According to the Haynes Manual I have here, the O2 sensor on an '86
325 is located just after the catalytic converter along the exhaust.
Just out of curiosity, why are you trying to locate it? My O2 sensor
on my '91 535 is placed right inside the catalytic converter, but the
electrical connection is in the engine compartment.
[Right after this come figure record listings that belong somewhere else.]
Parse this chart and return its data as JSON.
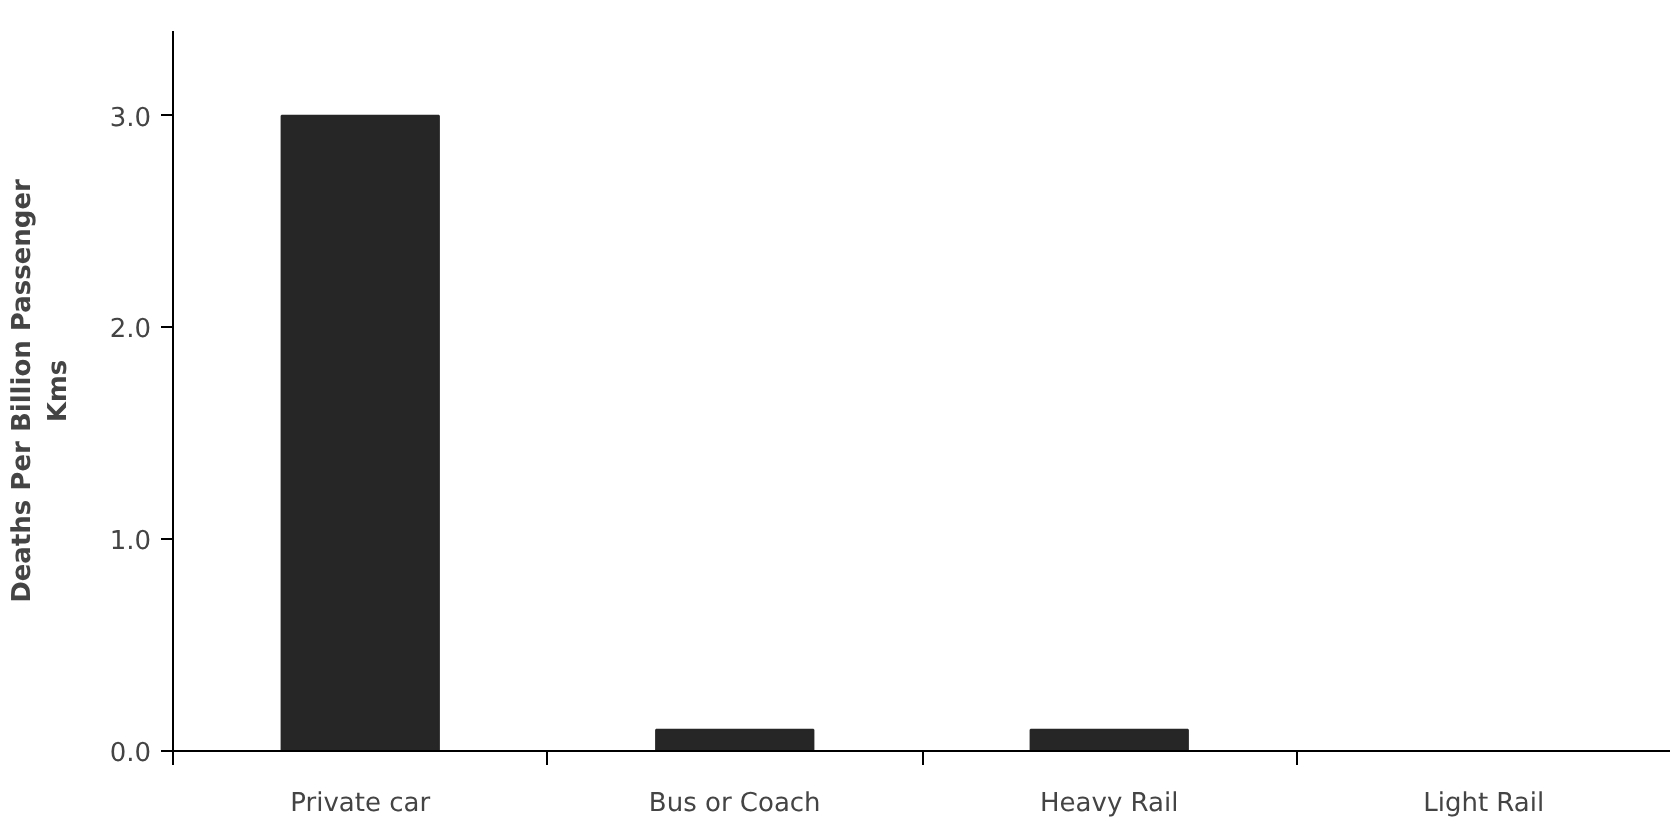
{
  "chart_data": {
    "type": "bar",
    "ylabel": "Deaths Per Billion Passenger Kms",
    "categories": [
      "Private car",
      "Bus or Coach",
      "Heavy Rail",
      "Light Rail"
    ],
    "values": [
      3.0,
      0.1,
      0.1,
      0
    ],
    "color": "#262626",
    "ylim": [
      0,
      3.4
    ],
    "yticks": [
      {
        "value": 0,
        "label": "0.0"
      },
      {
        "value": 1,
        "label": "1.0"
      },
      {
        "value": 2,
        "label": "2.0"
      },
      {
        "value": 3,
        "label": "3.0"
      }
    ],
    "grid": false
  }
}
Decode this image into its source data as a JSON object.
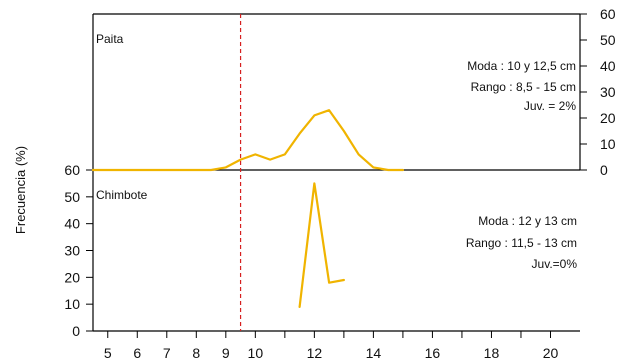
{
  "chart_data": [
    {
      "type": "line",
      "panel_label": "Paita",
      "annotations": [
        "Moda : 10 y 12,5 cm",
        "Rango : 8,5 - 15 cm",
        "Juv. = 2%"
      ],
      "ylabel": "Frecuencia (%)",
      "xlabel": "",
      "ylim": [
        0,
        60
      ],
      "xlim": [
        4.5,
        21
      ],
      "yticks": [
        0,
        10,
        20,
        30,
        40,
        50,
        60
      ],
      "xticks": [
        5,
        6,
        7,
        8,
        9,
        10,
        12,
        14,
        16,
        18,
        20
      ],
      "reference_line_x": 9.5,
      "series": [
        {
          "x": [
            4.5,
            8.5,
            9,
            9.5,
            10,
            10.5,
            11,
            11.5,
            12,
            12.5,
            13,
            13.5,
            14,
            14.5,
            15
          ],
          "values": [
            0,
            0,
            1,
            4,
            6,
            4,
            6,
            14,
            21,
            23,
            15,
            6,
            1,
            0,
            0
          ]
        }
      ]
    },
    {
      "type": "line",
      "panel_label": "Chimbote",
      "annotations": [
        "Moda : 12 y 13 cm",
        "Rango : 11,5 - 13 cm",
        "Juv.=0%"
      ],
      "ylim": [
        0,
        60
      ],
      "xlim": [
        4.5,
        21
      ],
      "yticks": [
        0,
        10,
        20,
        30,
        40,
        50,
        60
      ],
      "xticks": [
        5,
        6,
        7,
        8,
        9,
        10,
        12,
        14,
        16,
        18,
        20
      ],
      "xtick_labels": [
        "5",
        "6",
        "7",
        "8",
        "9",
        "10",
        "12",
        "14",
        "16",
        "18",
        "20"
      ],
      "reference_line_x": 9.5,
      "series": [
        {
          "x": [
            11.5,
            12,
            12.5,
            13
          ],
          "values": [
            9,
            55,
            18,
            19
          ]
        }
      ]
    }
  ]
}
It might, but there's a whole better chance that it won't. When O2
sensors go bad they throw check-engine codes and the car idles very
poorly, but genrally not where the idle races up and down. Your symptom
sounds a lot more like a severe vacuum leak. Look around in the ngine
compartment for a hose that has blow off or cracked or a cracked rubber
intake manifold boot.
The E36 has a tendency to foul idle control valves. One that
is not working correctly will cause an idle fluctuation. First you
can try cleaning it by removing it and spraying well with throttle
body/carburetor cleaner. If it is especially dirty and stuck you
may have to replace it.
I had a really fickle E36 which required both an idle control valve
and an airflow meter to stabilize the idle. Just be sure you have
checked all the vacuum areas first.
I believe '86 was a cross-over year for the e30 6cyl engine controls. The
325es may have a separate ICV control box (green) in the glove box with the
ECU. In 1987 they ditched the separate ICV controller and integrated it into
the Motronic ECU. You may have it either way depending on manufacture date.
It's easy to check in the glove box, to be sure. If the ICV (under the hood)
has the 3-pin connector (square fuel injector type), the ICV is
Motronic-controlled. If there is a round 2-pin connector on the ICV, it has
a separate controller. Rule of thumb.